NAIBA executive director Eileen Dengler added that it was important for booksellers to see the expanded programming opportunities afforded by the digital format. She observed different booksellers taking turns viewing from their stores’ Zoom accounts, indicating that attendance was even higher than the 856 who registered. She added that the success of the conference is something to build on. “We’ve put so much energy, staff, and time into building this platform that SIBA and NAIBA would like to keep it alive and keep it active for other events.”

NAIBA board member Erin Matthews, owner of Maryland’s Books with a Past bookstores, noted that the digital format made it easier to get her conference work done. “I hate to say it, because I really do miss the in-person conference,” she said, “but I get so much more out of the Pick of the List sessions in this format than in a busy dining room. I’ve added at least three orders because of the virtual Pick of the List.”

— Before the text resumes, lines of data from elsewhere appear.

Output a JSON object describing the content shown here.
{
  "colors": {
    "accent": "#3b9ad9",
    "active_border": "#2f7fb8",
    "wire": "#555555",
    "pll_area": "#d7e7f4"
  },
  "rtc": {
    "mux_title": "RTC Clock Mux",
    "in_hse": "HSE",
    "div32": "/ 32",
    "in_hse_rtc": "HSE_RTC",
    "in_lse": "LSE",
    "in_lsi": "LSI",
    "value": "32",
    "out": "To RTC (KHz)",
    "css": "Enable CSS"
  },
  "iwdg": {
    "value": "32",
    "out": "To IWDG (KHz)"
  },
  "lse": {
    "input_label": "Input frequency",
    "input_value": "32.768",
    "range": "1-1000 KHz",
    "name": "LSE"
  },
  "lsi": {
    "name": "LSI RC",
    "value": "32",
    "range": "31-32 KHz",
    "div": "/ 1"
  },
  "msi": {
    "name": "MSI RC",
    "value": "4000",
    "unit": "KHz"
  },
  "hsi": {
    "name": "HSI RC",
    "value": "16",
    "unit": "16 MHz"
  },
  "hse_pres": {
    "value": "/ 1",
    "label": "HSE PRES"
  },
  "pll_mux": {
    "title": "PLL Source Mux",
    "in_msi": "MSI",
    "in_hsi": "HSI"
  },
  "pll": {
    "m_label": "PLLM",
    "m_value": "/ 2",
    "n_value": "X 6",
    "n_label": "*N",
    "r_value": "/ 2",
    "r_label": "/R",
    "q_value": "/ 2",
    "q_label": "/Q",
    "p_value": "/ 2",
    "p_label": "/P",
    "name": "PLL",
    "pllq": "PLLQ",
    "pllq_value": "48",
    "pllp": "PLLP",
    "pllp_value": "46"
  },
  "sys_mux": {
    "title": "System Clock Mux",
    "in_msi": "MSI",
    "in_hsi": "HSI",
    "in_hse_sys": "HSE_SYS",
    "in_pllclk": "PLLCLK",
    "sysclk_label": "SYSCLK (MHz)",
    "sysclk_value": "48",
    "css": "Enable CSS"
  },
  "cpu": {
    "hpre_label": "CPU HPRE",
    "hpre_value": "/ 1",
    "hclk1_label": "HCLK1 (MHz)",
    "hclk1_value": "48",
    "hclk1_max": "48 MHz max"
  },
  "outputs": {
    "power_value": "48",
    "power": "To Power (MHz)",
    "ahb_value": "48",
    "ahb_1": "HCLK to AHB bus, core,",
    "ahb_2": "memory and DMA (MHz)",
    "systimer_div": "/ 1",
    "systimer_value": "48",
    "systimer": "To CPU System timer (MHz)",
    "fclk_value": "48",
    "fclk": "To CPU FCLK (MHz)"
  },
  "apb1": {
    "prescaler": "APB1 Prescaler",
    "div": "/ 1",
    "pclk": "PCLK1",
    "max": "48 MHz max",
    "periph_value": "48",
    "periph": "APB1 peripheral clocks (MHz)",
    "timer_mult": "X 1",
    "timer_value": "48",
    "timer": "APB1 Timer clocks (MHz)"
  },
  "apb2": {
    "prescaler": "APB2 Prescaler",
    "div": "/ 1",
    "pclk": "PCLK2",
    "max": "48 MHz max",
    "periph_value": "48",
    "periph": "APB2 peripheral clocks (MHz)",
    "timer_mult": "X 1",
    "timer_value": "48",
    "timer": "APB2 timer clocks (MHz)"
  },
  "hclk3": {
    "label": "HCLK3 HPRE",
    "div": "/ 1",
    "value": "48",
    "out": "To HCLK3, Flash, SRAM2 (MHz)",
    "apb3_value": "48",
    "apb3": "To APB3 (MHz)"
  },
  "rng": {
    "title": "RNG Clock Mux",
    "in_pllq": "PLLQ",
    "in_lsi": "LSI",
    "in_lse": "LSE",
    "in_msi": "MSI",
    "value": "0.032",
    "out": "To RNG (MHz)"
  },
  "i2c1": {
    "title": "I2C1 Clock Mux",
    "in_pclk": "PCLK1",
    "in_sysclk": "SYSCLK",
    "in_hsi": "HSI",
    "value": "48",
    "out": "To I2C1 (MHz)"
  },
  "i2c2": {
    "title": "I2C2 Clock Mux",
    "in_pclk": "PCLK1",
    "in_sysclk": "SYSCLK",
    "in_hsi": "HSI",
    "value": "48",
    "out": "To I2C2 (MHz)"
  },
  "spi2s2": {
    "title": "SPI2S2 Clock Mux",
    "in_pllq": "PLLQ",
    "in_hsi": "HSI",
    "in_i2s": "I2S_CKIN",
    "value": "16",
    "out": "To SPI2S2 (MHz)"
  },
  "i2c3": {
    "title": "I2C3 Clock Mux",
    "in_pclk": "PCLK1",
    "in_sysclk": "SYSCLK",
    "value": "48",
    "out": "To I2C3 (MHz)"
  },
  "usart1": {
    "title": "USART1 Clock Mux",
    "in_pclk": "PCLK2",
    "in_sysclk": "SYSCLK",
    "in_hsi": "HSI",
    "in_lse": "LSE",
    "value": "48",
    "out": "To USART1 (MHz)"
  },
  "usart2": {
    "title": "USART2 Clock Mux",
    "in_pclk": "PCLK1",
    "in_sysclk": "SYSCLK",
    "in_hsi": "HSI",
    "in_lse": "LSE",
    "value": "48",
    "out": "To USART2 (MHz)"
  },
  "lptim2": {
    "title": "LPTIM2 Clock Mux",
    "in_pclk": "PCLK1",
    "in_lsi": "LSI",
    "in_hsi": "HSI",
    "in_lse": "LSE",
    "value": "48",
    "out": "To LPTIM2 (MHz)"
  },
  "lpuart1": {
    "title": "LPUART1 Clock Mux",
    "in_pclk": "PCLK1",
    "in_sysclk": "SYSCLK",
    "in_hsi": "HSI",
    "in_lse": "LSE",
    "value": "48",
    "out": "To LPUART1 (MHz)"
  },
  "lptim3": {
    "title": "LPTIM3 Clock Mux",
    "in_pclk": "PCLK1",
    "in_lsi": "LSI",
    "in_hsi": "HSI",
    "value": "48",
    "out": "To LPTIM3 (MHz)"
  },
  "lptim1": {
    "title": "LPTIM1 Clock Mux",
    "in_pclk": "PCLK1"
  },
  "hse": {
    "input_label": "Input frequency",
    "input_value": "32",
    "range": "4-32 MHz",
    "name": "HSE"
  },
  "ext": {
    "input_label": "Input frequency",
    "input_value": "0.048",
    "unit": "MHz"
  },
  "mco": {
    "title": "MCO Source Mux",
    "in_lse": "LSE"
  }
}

Many directors of the regional associations said they intend to turn to their members for takeaways like Matthews’s before making any big decisions. For Barrett and Dengler, a return to an annual in-person gathering is still a major goal, but Barrett said she is certain that whatever lies ahead for the fall regionals will be deeply transformed by this fall’s experiences. “Some of the [older] models feel tired,” she said. “My thinking is, we may not gather as we did, but we will still gather in person. In bigger and maybe in smaller ways, too, but in significant ways.”